In quanto cristiani, originati dall’esperienza Pasquale del Cristo Signore, siamo la Chiesa – “Corpo di Cristo” – e con gli altri abitiamo le città dove siamo inviati a testimoniare l’infinito amore di Dio per ogni creatura. La passione per l’umano ci anima e sollecita ad impegnarci, oltre che con le parole, anche con il nostro responsabile concreto apporto per affrontare le molteplici crisi di cui la nostra società sta facendo esperienza. Crisi talora profonde che investono tutte le dimensioni del vivere. L’esperienza pasquale illumina la consapevolezza che questo tempo è segnato dalla cupa e grave tensione tra le forze che perseguono la decadenza e quelle che al contrario perseguono la rinascita morale e civile della nostra società. Non appena ci si sveglierà dal torpore nel quale l’esperienza pandemica ci ha rinchiusi e si saprà guardare gli eventi oltre i numeri della “triste vicenda sanitaria” ci si accorgerà di come la crisi non sia ristretta a pochi ambiti e che l’approccio del credente ai problemi dovrà essere triplice: culturale, educativa, sociale.
In primo luogo culturale, perché si ritiene possibile superare l’atteggiamento di sconcerto per i mutamenti in atto, spesso recepiti o immaginati come stravolgimento di una concezione tradizionale dei valori fondanti della vita e dei comuni legami, per spingerci ad una riflessione più profonda sulle ragioni di tali mutamenti e sulle questioni in gioco. Poi educativo, perché in riferimento alla necessità di fornire, da cristiani, un contributo per formare una “Leadership cristiana” che operi nel tempo attuale, nell’oggi, per il vangelo, superando l’atteggiamento, talora diffuso tra tanti credenti, che li induce a vivere nelle società moderne come se avessero una condanna alla clandestinità. E infine sociale, perché dall’esperienza di credenti può nascere un pensiero evangelico che alimenti un discernimento responsabile che conduca all’azione e non un generico darsi da fare, magari a rimorchio di un “pensiero unico e politicamente corretto”, ma non evangelico.

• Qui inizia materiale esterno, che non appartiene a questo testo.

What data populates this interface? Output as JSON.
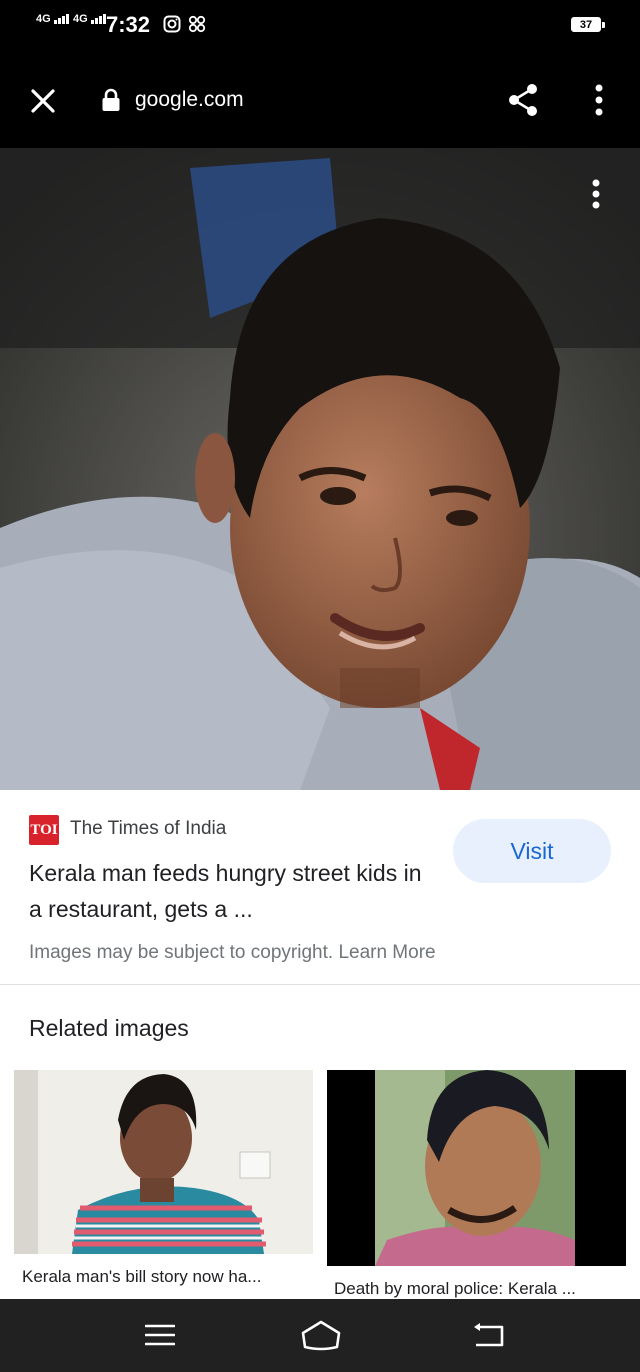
{
  "status_bar": {
    "network_1": "4G",
    "network_2": "4G",
    "time": "7:32",
    "battery": "37",
    "icons": [
      "signal-icon",
      "instagram-icon",
      "app-notification-icon",
      "battery-icon"
    ]
  },
  "url_bar": {
    "domain": "google.com",
    "icons": [
      "close-icon",
      "lock-icon",
      "share-icon",
      "more-vert-icon"
    ]
  },
  "image_viewer": {
    "more_icon": "more-vert-icon"
  },
  "result": {
    "source_logo": "TOI",
    "source_name": "The Times of India",
    "headline": "Kerala man feeds hungry street kids in a restaurant, gets a ...",
    "visit_label": "Visit",
    "copyright_text": "Images may be subject to copyright.",
    "learn_more": "Learn More",
    "source_color": "#d9232c",
    "accent_color": "#1967d2"
  },
  "related": {
    "title": "Related images",
    "items": [
      {
        "caption": "Kerala man's bill story now ha..."
      },
      {
        "caption": "Death by moral police: Kerala ..."
      }
    ]
  },
  "nav_bar": {
    "icons": [
      "menu-icon",
      "home-icon",
      "back-icon"
    ]
  }
}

Mi riferisco alla necessità di porre il tema della generatività come canone di lettura dell’azione rigenerativa della pasqua nella società secolarizzata. È tempo ed ora che ci si apra non solo a una “transizione”, ecologica, sociale, ecclesiale… come da più parti si sollecita, ma a un “Tempo nuovo”. Un tempo che sia del tutto differente sia da quello della ricostruzione dopo la seconda guerra mondiale, sia da quello dei grandi cambiamenti politici che si sono avvicendati a partire dagli anni ’70. Allora, nella fase della ricostruzione, la forza della fede comune ha contribuito a dare impulso ad una straordinaria mobilitazione di talenti e laboriosità. Nella stagione della conflittualità sociale, la comunità cristiana ha trovato riparo nel sostegno della famiglia e nello spazio fraterno della parrocchia, come nei gruppi. Ma quest’ultimo atteggiamento ha portato all’indebolimento della missione pubblica dei cristiani: il ritiro dallo spazio pubblico ha intaccato la capacità della fede di illuminare la ragione e di dare slancio all’azione dei cristiani nello spazio comune.

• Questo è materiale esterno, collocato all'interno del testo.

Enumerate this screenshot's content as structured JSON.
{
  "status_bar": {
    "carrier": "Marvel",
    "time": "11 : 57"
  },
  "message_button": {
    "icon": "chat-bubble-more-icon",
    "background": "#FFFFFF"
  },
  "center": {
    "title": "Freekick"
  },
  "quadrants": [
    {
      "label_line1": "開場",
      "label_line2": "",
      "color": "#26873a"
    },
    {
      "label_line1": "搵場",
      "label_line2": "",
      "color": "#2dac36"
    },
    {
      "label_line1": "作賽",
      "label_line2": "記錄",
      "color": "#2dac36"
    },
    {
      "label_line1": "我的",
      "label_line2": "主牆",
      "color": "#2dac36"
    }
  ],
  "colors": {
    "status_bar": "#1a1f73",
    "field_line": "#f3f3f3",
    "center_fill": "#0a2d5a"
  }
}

Il “Tempo nuovo” che si apre da questa esperienza di pandemia non potrà che avere i tratti del “Tempo generativo”. “Generatività”: parola che indica un valore, ma anche una prospettiva che assume in pieno la profezia evangelica, resa esplicita in particolare dalle parole di Gesù: Sono venuto perché abbiano la vita, e l’abbiano in abbondanza (Gv. 10,10). Un’espressione che assume nell’oggi un significato salvifico, perché chiarisce che tutti noi, dentro le sfide della nostra contemporaneità, siamo chiamati non solo a fare il nostro dovere, ma anche a dare una testimonianza ulteriore: mettere le nostre capacità, i nostri talenti al servizio di ciò che si rinnova al mondo, che consenta una nuova primavera, una rinascita dei singoli e insieme della comunità. La speranza che ci anima è di contribuire all’avvio di una stagione profetica di rilancio della presenza dei cristiani quali laici impegnati nella edificazione della Casa comune. L’esito di un’opera autenticamente generativa non è garantito dalla facilità del percorso, ma dalla capacità di cogliere i segni di Grazia che vi operano. Ogni gesto generativo: legami d’amore, mettere al mondo un figlio, educare, creare e intraprendere un lavoro, accrescere spazi di libertà e solidarietà, sono un passo in avanti nell’opera della creazione. È tempo di svegliarci dal torpore e sognare agendo.